O termo woke, que em inglês significa “acordado” ou “desperto”, não surgiu em salas de aula ou campanhas publicitárias. Ele nasceu da dor, da luta e da resistência da comunidade afro-americana. Stay woke — mantenha-se alerta — era mais que uma frase: era um aviso de sobrevivência. Em 1938, o músico Lead Belly já conclamava os negros a “ficar acordados” diante dos perigos da segregação e da perseguição racial. Era um chamado à vigilância constante contra as armadilhas do racismo.
Ao longo do século XX, woke tornou-se um pilar da consciência negra. Não bastava estar ciente das injustiças — era preciso estar pronto para enfrentá-las. O termo simbolizava força, união e um compromisso inabalável com a dignidade e os direitos civis. Com a chegada do século XXI, woke ganhou novo fôlego. Impulsionado pelo movimento Black Lives Matter, que emergiu com força em 2013 e explodiu em 2014, o termo ultrapassou fronteiras. Tornou-se um grito global contra todas as formas de opressão. Embora a questão racial permanecesse central, woke passou a englobar outras lutas: gênero, orientação sexual, identidade de gênero, classe social, deficiência. Ser woke era estar consciente — e ativo — na desconstrução de preconceitos e na promoção de uma sociedade mais justa.

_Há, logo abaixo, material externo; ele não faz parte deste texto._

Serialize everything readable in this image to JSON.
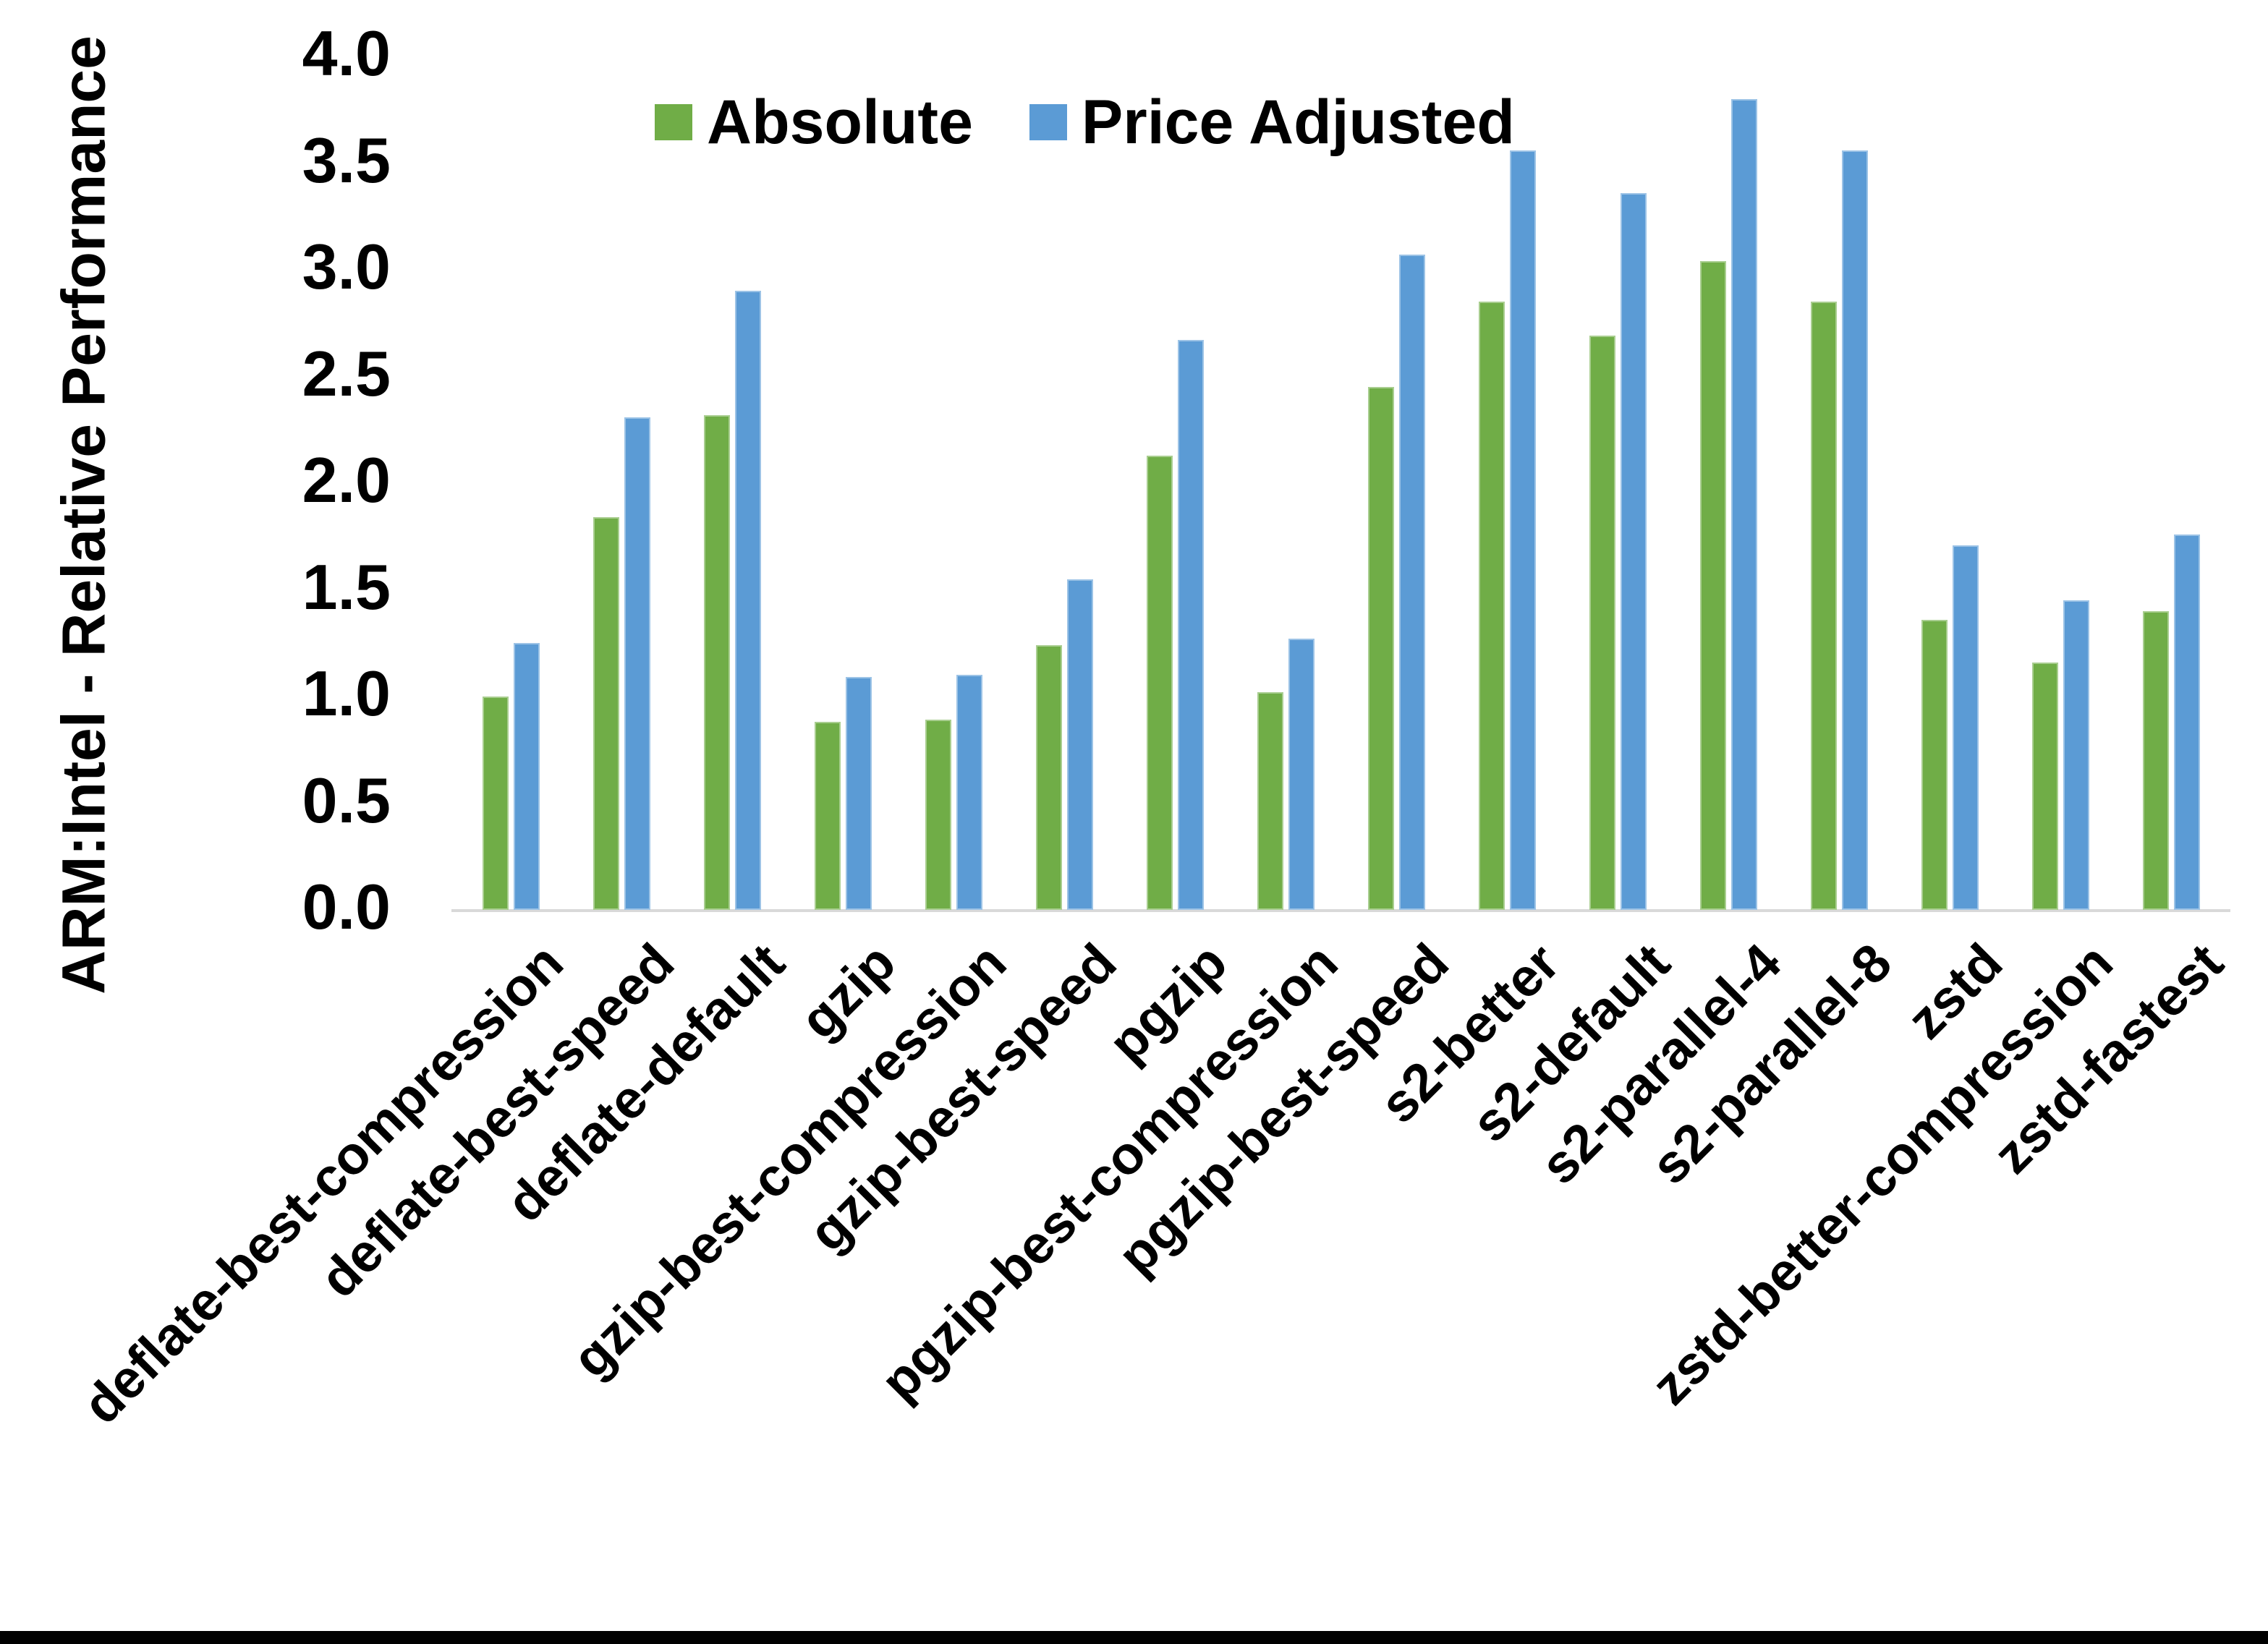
{
  "chart_data": {
    "type": "bar",
    "title": "",
    "xlabel": "",
    "ylabel": "ARM:Intel - Relative Performance",
    "ylim": [
      0.0,
      4.0
    ],
    "ytick_step": 0.5,
    "grid": false,
    "legend_position": "top-center",
    "categories": [
      "deflate-best-compression",
      "deflate-best-speed",
      "deflate-default",
      "gzip",
      "gzip-best-compression",
      "gzip-best-speed",
      "pgzip",
      "pgzip-best-compression",
      "pgzip-best-speed",
      "s2-better",
      "s2-default",
      "s2-parallel-4",
      "s2-parallel-8",
      "zstd",
      "zstd-better-compression",
      "zstd-fastest"
    ],
    "series": [
      {
        "name": "Absolute",
        "color": "#70AD47",
        "values": [
          1.0,
          1.84,
          2.32,
          0.88,
          0.89,
          1.24,
          2.13,
          1.02,
          2.45,
          2.85,
          2.69,
          3.04,
          2.85,
          1.36,
          1.16,
          1.4
        ]
      },
      {
        "name": "Price Adjusted",
        "color": "#5B9BD5",
        "values": [
          1.25,
          2.31,
          2.9,
          1.09,
          1.1,
          1.55,
          2.67,
          1.27,
          3.07,
          3.56,
          3.36,
          3.8,
          3.56,
          1.71,
          1.45,
          1.76
        ]
      }
    ],
    "axis_line_color": "#d9d9d9",
    "y_tick_labels": [
      "0.0",
      "0.5",
      "1.0",
      "1.5",
      "2.0",
      "2.5",
      "3.0",
      "3.5",
      "4.0"
    ]
  }
}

Mas como todo símbolo poderoso, woke também foi alvo de apropriação. À medida que se popularizou, passou a ser distorcido por grupos conservadores e reacionários. A “cultura woke” virou sinônimo de exagero, de “politicamente correto demais”, de “mimimi”. O que antes era resistência virou chacota.
Essa deturpação não é inocente. Ela faz parte de uma estratégia para deslegitimar movimentos progressistas. Ao transformar um termo de empoderamento em motivo de escárnio, busca-se silenciar vozes e manter o status quo. A caricatura da “cultura woke serve para justificar a inação e perpetuar privilégios, minando avanços em equidade e inclusão.
Nos Estados Unidos, essa narrativa tem sido usada para atacar políticas de diversidade e inclusão. No Brasil, a dinâmica é semelhante — e dolorosamente evidente. O assassinato de João Alberto Silveira Freitas, espancado por seguranças em um supermercado em Porto Alegre, escancarou o racismo estrutural que permeia nossas instituições. A repercussão obrigou empresas a se posicionarem, mas as iniciativas de inclusão logo foram rotuladas como woke, e atacadas como discriminação reversa.
Programas afirmativos, cotas, políticas de diversidade — tudo isso passou a ser visto, por alguns, como exagero. A retórica da “cultura woke” virou escudo para manter estruturas de poder intactas. Nas organizações, celebra-se a diversidade no discurso, mas na prática ela é frequentemente sabotada. A crítica à “cultura woke” vira desculpa para excluir, marginalizar e perseguir quem ousa questionar normas estabelecidas.
No fundo, a pergunta que se impõe é: quem se beneficia dessa distorção? A resposta é clara: os grupos hegemônicos cisheteronormativos. Ao descredibilizar o termo woke, esses grupos mantêm seus privilégios e silenciam vozes dissidentes. O chamado ao despertar é transformado em instrumento de adormecimento da consciência social.
Essa é a ironia cruel: aquilo que nasceu como símbolo de resistência vira ferramenta de opressão. O racismo institucional é sofisticado. Ele não se limita a atos explícitos — opera em camadas sutis, inclusive na apropriação de palavras e símbolos. Por isso, a luta por justiça exige vigilância constante. É preciso stay woke — no sentido mais profundo e original do termo — para resistir à apropriação e reafirmar o verdadeiro significado da igualdade.